Gonzales' Tamales is a Warner Bros. Looney Tunes animated film directed by Friz Freleng, released on November 30, 1957, starring Speedy Gonzales and Sylvester. Unlike most Speedy Gonzales shorts where he is admired and sometimes befriended by other mice, Speedy is seen as an outcast in this short.

==Plot==
The majority of the male mice in a Mexican village lament the fact that Speedy Gonzales has been getting in between them and the "pretty girls." One of the mice suggests that they get the "gringo pussycat" Sylvester to chase Speedy out of town. The mice forge a note from Speedy, stating that he will pull Sylvester's tail out by the roots, which Speedy happily does when confronted by the cat.

In trying to get Speedy, Sylvester first uses a shotgun and then a hand grenade (as Speedy sings La Cucaracha in Spanish, complete with the lyric about the cockroach not having any marijuana to smoke), with the usual disastrous results.

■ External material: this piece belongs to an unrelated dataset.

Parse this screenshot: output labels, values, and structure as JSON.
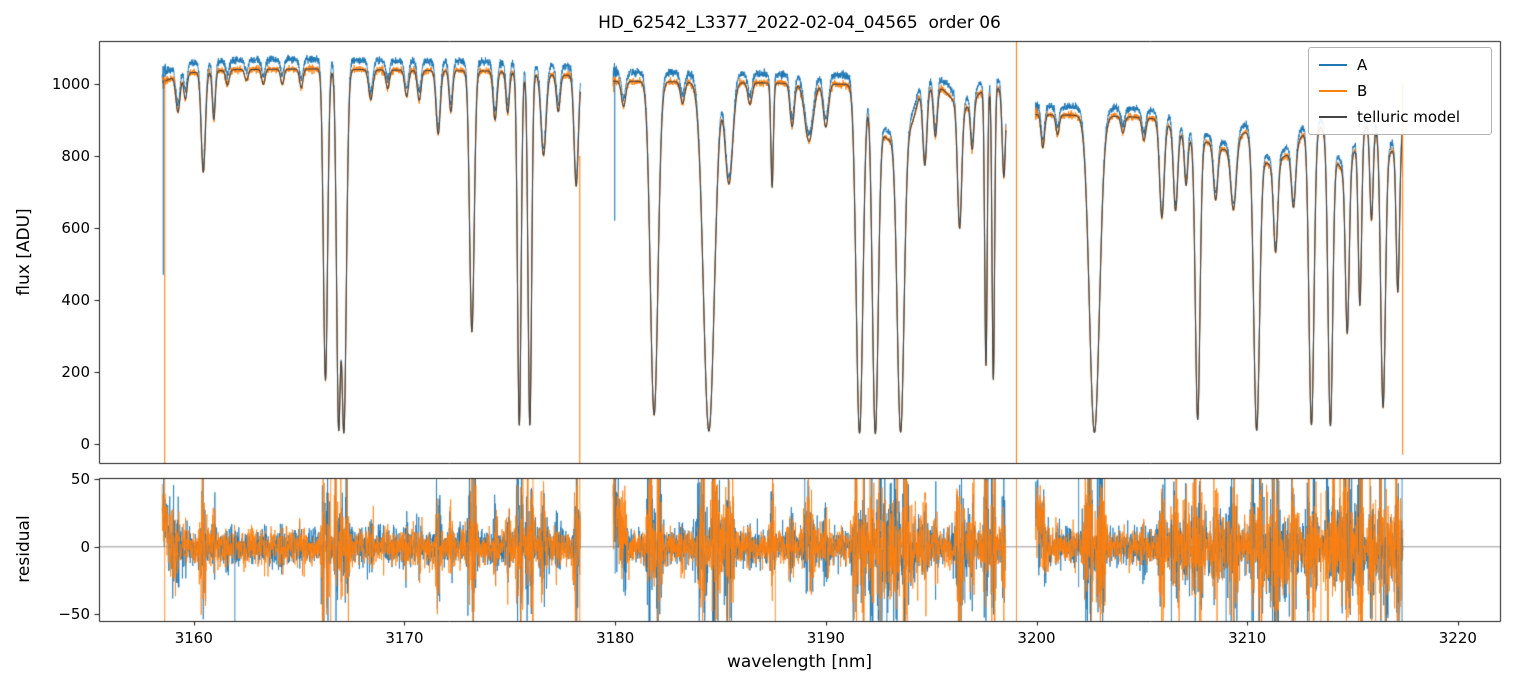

Speedy, however, falls for the cat's final attempt: A wind-up female mouse doll. With Sylvester hot on his feet, Speedy grabs the wind-up toy and takes refuge in a box of red hot peppers—forcing the hungry pussycat to eat them one by one in order to find the resourceful rodent.

In between each ingestion of pepper, Sylvester runs to a nearby water cooler for relief. On his last trip to the cooler, he fails to notice that Speedy has substituted the water for tabasco sauce—which sends the cat 500 mi high into the horizon.

==Home media==
This short is available on disc 4 of Looney Tunes Golden Collection: Volume 3 and disc 2 of Looney Tunes Collector's Vault: Volume 1.